Mahkemece yapılan keşif sonrasında davacı tarafından talep edilen taşınmazların bir kısmının kadastro sırasında dere yatağı olarak tescil harici olarak bırakılan alanda kaldığı, bir kısmının senetsizden ham toprak niteliğiyle Hazine adına tespit ve tescil edilen 146 ada 15 sayılı parsel sınırları içerisinde kaldığı, bir kısmının ise orman niteliğiyle Hazine adına tespit ve tescil edilen 147 ada 11 sayılı parsel sınırları içerisinde kaldığı tespit edilmiştir.
Mahkemece yapılan yargılama sonunda davanın kısmen kabulüne; 30/05/2012 tarihli fen bilirkişi rapor ve krokilierinde H, F, E, D harfleriyle gösterilen bölümlerin davacının mirasçıları adına miras payları oranında tapuya tesciline, diğer taşınmazlar yönünden talebin reddine karar verilmiş, hüküm davalı Hazine vekili tarafından temyiz edilmiştir.

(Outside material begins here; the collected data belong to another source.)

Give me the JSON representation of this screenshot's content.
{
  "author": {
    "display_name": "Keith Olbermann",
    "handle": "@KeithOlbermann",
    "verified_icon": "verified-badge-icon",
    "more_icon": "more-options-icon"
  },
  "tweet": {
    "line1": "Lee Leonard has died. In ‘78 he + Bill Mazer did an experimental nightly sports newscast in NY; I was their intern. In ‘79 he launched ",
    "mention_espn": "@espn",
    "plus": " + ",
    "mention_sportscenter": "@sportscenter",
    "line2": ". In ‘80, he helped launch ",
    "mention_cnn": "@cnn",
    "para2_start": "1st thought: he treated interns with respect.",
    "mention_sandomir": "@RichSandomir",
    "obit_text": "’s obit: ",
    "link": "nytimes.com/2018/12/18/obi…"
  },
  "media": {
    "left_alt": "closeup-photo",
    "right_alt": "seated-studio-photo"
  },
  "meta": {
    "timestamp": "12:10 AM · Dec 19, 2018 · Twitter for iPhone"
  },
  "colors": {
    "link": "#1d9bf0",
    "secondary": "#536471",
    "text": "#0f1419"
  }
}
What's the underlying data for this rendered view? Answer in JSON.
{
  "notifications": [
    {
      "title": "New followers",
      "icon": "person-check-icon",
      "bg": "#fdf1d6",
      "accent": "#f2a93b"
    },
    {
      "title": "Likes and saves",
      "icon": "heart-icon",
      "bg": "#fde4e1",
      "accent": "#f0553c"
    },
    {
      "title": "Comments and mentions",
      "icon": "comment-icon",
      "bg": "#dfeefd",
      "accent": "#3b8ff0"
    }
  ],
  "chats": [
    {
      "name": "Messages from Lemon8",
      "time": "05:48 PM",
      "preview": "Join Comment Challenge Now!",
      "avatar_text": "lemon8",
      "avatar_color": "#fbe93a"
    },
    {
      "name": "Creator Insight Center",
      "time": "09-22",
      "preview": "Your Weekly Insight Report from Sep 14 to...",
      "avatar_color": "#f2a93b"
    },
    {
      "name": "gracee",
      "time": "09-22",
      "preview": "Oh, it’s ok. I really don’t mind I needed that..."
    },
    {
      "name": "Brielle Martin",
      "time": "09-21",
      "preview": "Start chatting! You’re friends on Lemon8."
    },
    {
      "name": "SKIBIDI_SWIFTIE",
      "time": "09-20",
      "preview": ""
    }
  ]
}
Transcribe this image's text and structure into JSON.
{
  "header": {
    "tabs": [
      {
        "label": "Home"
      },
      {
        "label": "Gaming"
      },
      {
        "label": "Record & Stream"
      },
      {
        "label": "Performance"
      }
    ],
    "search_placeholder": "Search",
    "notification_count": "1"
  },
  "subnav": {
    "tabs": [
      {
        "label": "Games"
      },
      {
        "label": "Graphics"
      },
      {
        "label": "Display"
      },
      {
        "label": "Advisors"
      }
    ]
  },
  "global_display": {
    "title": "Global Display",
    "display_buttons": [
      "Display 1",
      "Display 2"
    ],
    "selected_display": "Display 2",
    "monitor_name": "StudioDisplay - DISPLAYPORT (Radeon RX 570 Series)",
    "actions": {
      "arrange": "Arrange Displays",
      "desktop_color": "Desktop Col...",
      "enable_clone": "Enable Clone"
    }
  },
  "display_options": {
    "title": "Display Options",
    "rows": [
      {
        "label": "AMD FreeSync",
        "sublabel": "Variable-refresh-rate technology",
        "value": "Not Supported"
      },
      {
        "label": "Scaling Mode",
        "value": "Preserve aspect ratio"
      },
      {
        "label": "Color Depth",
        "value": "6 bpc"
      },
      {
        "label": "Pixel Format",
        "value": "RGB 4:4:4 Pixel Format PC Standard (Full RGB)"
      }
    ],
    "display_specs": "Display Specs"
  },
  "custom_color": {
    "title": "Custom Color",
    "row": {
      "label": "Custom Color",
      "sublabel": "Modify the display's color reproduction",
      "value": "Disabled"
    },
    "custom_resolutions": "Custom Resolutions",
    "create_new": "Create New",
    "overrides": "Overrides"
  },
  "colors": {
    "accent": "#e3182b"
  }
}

Dava dilekçesindeki açıklamaya göre dava, tapusuz taşınmazın davacı adına tapuya tescili ile tapu iptali ve tescil talebine ilişkindir.
Taşınmazların bulunduğu yerde genel arazi kadastrosu ve orman kadastrosu 3402 sayılı Kanun hükümlerine göre 1995 yılında yapılmış ve sonuçları 29/12/1995 ila 29/01/1996 yıllarında yapılıp 30/01/1996 tarihinde kesinleşmiştir.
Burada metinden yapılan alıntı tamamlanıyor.